Semua pengamat setuju bahwa Eropa Barat yang tergabung dalam Uni Eropa
merupakan suatu komunitas keamanan, meninggalkan sejarah konflik berabad-
abad yang mencapai puncaknya dalam dua perang dunia di abad ke-20. Demikian
juga halnya dengan wilayah Scandinavia, semua pengamat sepakat bahwa negara-
negara yang pada abad-abad sebelumnya sering terlibat perang, sejak awal abad
ke-20 berhasil menjadi non-war community. Eropa Barat secara keseluruhan telah
menjelma menjadi suatu komunitas keamanan bukanlah dengan menciptakan
struktur atau institusi keamanan bersama. Komunitas Keamanan di Eropa Barat
tercipta melalui proses “desekuritisasi” dengan secara bertahap melakukan
marjinalisasi terhadap masalah-masalah keamanan serta menonjolkan isu-isu yang
lain.
Kenyataan ini berbeda dari pandangan sebagian besar teoretikus yang
beranggapan bahwa komunitas keamanan hanya, dapat diraih dengan menciptakan
struktur dan institusi keamanan bersama.
Bertolak dari definisi awal Deutsch yang kemudian dikembangkan oleh
Michael Barnett dan Emmanuel Adler maka para pengamat ASEAN berdebat
mengenai apakah ASEAN setelah empat puluh tahun telah menjelma dari suatu
asosiasi minimalis menjadi suatu komunitas keamanan. Para “ASEANists”
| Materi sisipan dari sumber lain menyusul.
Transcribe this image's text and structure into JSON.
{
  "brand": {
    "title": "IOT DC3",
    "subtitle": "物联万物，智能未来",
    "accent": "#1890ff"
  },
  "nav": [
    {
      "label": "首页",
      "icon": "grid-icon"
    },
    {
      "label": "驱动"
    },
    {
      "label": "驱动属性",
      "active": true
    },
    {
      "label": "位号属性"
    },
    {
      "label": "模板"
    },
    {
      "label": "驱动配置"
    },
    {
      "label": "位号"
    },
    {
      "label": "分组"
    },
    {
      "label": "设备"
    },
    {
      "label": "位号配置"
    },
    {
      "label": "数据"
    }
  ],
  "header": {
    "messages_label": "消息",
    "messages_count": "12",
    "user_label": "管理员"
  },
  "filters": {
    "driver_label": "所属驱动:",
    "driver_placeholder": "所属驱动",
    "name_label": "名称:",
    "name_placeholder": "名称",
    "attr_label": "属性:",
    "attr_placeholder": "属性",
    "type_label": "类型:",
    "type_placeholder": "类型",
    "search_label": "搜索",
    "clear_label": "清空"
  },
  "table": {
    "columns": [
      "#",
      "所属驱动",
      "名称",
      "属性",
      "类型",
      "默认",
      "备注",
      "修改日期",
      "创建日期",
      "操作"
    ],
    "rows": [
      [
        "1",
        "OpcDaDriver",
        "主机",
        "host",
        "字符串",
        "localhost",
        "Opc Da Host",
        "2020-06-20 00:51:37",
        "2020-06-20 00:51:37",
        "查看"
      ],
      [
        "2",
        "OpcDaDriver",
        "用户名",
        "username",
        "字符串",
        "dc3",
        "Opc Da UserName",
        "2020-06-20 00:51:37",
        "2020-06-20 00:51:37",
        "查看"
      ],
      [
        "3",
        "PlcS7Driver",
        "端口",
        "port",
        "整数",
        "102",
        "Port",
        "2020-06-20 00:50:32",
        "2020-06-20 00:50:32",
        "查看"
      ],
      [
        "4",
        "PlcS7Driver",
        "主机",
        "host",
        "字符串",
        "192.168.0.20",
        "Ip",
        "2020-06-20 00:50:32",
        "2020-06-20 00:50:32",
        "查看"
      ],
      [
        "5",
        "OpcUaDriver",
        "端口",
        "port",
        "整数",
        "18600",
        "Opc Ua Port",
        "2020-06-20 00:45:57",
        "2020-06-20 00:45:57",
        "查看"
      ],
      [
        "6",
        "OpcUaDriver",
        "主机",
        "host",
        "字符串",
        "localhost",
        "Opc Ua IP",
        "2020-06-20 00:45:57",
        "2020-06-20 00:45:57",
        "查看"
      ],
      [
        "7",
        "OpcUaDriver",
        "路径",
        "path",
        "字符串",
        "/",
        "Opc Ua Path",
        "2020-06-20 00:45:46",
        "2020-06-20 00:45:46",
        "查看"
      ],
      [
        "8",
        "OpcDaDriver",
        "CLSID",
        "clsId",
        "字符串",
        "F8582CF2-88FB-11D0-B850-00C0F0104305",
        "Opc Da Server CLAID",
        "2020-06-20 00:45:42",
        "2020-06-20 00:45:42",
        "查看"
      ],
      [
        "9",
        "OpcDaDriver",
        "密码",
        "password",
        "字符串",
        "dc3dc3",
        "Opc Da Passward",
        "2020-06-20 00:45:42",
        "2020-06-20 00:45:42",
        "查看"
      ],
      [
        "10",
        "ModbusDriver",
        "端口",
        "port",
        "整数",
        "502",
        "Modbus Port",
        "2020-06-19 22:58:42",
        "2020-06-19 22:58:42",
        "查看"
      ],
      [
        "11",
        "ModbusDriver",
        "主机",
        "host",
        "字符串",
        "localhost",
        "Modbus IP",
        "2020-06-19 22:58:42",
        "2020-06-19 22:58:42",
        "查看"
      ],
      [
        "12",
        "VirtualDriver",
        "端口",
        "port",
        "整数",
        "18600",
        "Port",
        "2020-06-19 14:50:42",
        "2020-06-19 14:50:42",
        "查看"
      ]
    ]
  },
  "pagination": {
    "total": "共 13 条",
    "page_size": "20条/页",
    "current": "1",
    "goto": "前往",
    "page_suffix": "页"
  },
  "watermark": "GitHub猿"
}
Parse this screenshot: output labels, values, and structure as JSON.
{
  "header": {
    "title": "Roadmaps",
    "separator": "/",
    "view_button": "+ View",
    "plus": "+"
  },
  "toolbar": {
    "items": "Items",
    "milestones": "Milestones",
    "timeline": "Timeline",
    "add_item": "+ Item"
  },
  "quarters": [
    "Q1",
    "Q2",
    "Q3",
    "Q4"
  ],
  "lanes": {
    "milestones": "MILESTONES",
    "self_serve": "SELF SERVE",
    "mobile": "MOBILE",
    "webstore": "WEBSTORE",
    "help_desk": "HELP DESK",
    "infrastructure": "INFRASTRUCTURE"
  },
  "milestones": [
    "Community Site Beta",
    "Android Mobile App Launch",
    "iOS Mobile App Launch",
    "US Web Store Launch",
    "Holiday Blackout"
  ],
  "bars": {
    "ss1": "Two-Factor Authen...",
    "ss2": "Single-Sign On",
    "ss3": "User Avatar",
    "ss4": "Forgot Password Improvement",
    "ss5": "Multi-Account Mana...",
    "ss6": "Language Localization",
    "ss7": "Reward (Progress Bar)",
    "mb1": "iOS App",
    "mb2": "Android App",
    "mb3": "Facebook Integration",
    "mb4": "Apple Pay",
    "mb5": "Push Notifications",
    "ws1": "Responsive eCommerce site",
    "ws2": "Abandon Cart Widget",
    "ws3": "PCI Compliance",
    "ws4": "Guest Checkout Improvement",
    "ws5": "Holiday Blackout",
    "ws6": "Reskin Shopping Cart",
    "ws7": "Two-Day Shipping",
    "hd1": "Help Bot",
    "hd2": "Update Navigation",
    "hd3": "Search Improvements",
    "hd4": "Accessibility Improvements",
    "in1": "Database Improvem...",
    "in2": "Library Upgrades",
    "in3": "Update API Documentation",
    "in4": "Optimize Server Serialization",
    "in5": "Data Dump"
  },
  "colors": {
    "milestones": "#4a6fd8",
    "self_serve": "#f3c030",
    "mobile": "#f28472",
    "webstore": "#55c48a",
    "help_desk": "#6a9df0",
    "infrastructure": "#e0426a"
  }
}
berpendapat bahwa ASEAN sudah menjelma menjadi komunitas keamanan.
Buktinya berbeda dengan wilayah penuh konflik di masa sebelumnya, sejak
ASEAN berdiri tahun 1967 tidak ada lagi konflik terbuka antar negara-negara
anggota meskipun perselisihan dan perbedaan kepentingan masih sering terjadi.
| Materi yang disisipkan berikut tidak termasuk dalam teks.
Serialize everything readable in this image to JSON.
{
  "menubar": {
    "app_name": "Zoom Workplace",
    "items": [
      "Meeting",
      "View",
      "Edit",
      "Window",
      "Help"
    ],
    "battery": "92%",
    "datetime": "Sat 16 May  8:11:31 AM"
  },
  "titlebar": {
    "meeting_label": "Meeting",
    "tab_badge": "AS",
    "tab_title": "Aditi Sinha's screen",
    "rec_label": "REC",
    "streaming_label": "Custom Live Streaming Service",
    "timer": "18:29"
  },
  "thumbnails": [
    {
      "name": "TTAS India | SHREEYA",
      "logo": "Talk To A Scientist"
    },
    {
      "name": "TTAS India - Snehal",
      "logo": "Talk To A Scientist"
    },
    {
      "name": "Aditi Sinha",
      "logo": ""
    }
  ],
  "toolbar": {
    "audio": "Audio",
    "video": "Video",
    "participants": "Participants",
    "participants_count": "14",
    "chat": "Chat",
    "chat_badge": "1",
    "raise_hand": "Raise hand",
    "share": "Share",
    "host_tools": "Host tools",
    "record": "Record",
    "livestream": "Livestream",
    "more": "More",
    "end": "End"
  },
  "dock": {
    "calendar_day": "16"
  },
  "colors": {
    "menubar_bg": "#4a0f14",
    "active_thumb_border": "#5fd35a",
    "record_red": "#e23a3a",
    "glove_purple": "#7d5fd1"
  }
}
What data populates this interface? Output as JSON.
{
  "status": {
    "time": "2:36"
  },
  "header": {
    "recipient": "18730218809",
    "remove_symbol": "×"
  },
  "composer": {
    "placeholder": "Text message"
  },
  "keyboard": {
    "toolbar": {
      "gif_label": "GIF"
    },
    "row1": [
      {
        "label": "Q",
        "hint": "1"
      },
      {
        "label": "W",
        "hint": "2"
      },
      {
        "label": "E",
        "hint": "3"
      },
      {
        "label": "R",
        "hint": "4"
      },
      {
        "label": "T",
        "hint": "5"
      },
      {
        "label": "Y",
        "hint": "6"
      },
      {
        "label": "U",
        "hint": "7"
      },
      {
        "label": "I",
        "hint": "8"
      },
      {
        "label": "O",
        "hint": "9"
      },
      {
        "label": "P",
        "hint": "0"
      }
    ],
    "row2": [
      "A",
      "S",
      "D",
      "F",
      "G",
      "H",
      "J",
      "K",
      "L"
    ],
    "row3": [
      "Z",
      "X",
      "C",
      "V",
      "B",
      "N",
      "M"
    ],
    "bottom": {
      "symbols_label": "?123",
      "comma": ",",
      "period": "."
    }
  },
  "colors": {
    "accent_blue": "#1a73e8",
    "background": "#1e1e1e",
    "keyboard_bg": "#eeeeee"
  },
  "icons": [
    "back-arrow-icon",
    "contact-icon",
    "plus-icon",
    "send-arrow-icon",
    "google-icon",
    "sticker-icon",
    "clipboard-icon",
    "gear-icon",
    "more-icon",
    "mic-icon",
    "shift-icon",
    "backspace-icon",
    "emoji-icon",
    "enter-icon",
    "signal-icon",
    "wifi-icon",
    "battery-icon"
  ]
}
Sulit dibayangkan bahwa pertikaian akan pecah menjadi perang terbuka antar
sesama anggota ASEAN, karena sejak tahun 1976 ASEAN telah mengembangkan
regional code of conduct melalui Treaty of Amity and Cooperation in Southeast
Asia (TAC). Intinya setiap pertikaian harus diselesaikan secara damai dan
penggunanaan kekerasan atau ancaman menggunakan kekerasan sama sekali tidak
dibenarkan. Salah seorang yang paling bersemangat mengatakan bahwa ASEAN
sudah menjadi komunitas keamanan adalah Estrella D. Solidum. Pada 1974
Solidum telah menulis tesis yang diterbitkan dengan judul Towards a Southeast
Asian Community yang berpendapat bahwa ASEAN sudah mulai menuju
komunitas keamanan. Pada 2003 Solidum kembali menegaskan bahwa ASEAN
telah menciptakan keamanan di Asia Tenggara sehingga ASEAN telah menjadi
“full-fledged security community”.
Di lain pihak tidak sedikit pengamat yang skeptis dan sinis terhadap ASEAN.
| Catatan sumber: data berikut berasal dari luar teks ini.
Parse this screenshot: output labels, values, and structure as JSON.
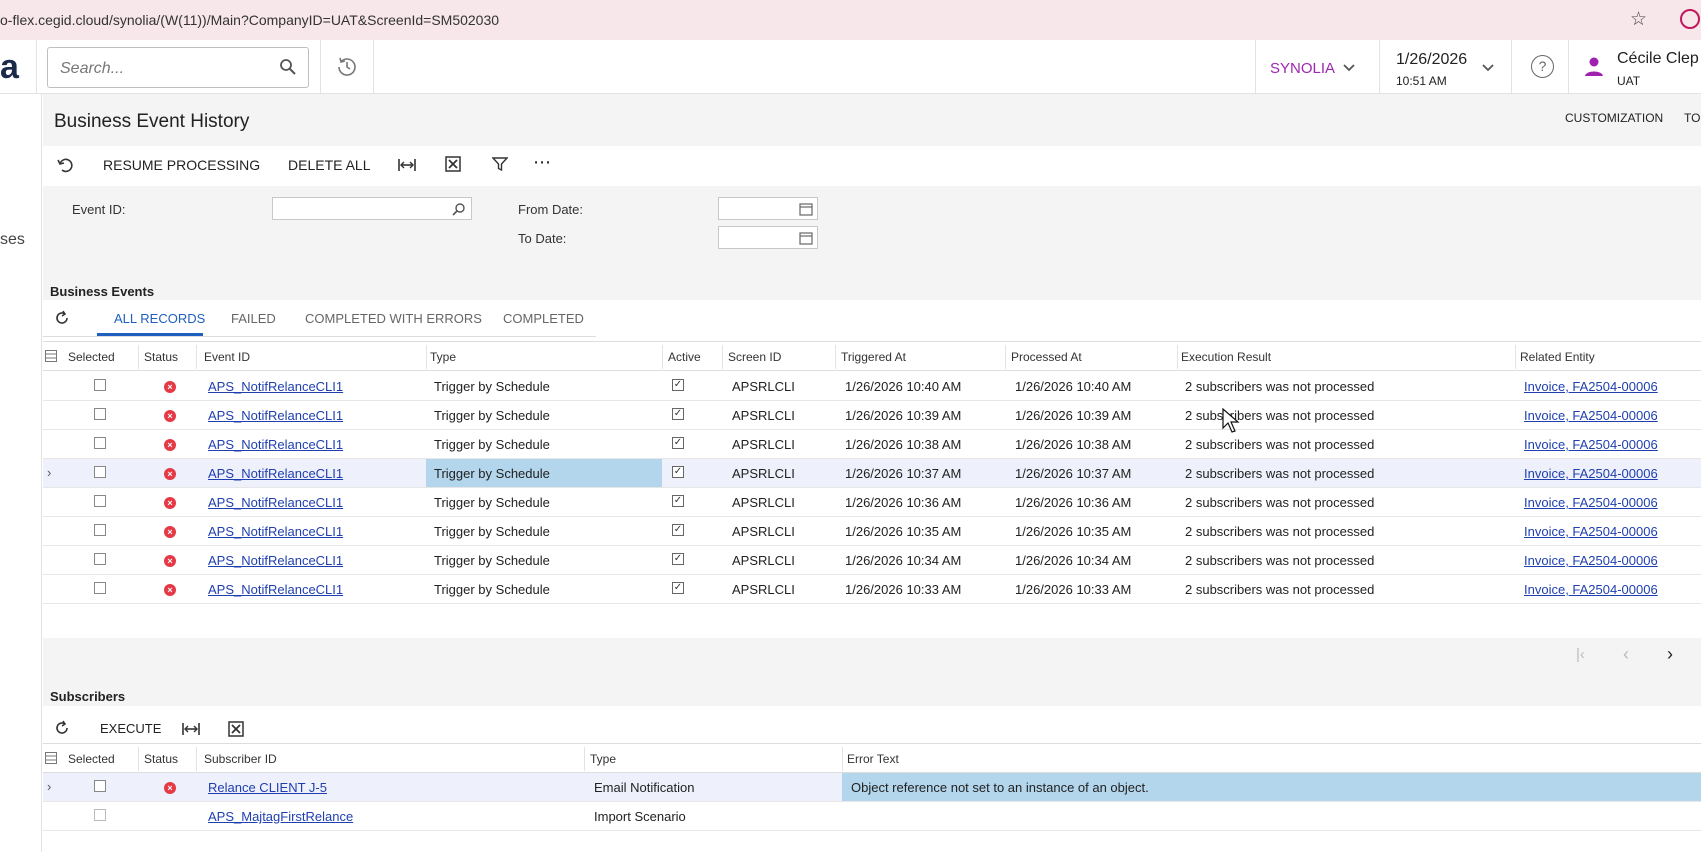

Masih banyaknya sengketa wilayah, pertikaian dan konflik kepentingan antar
sesama anggota, belum adanya norma bersama yang dianut, lemahnya perasaan
identitas bersama serta belum adanya mekanisme ASEAN yang handal dan teruji
untuk menyelesaikan konflik, ditunjuk sebagai bukti bahwa sesungguhnya
ASEAN masih jauh dari suatu bentuk komunitas keamanan. Apabila tidak pecah
perang terbuka antar sesama anggota itu dikatakan sebagai sama sekali bukan
karena keberadaan we feeling atau identitas bersama negara-negara ASEAN,
tetapi mungkin disebabkan oleh berbagai faktor lain yang bisa dijelaskan dengan
menggunakan pendekatan “realist”. Kaum realist misalnya akan berargumentasi
bahwa perdamaian di kawasan ASEAN lebih disebabkan oleh berbagai faktor
seperti deterrence, kepentingan pembangunan dalam negeri masing-masing yang
mendorong sikap saling menahan diri, kehadiran ancaman bersama dari luar,
keberadaan kekuataan ekstra-regional (khususnya Amerika Serikat) yang
mendorong terciptanya tatanan regional yang relatif damai dan sebagainya.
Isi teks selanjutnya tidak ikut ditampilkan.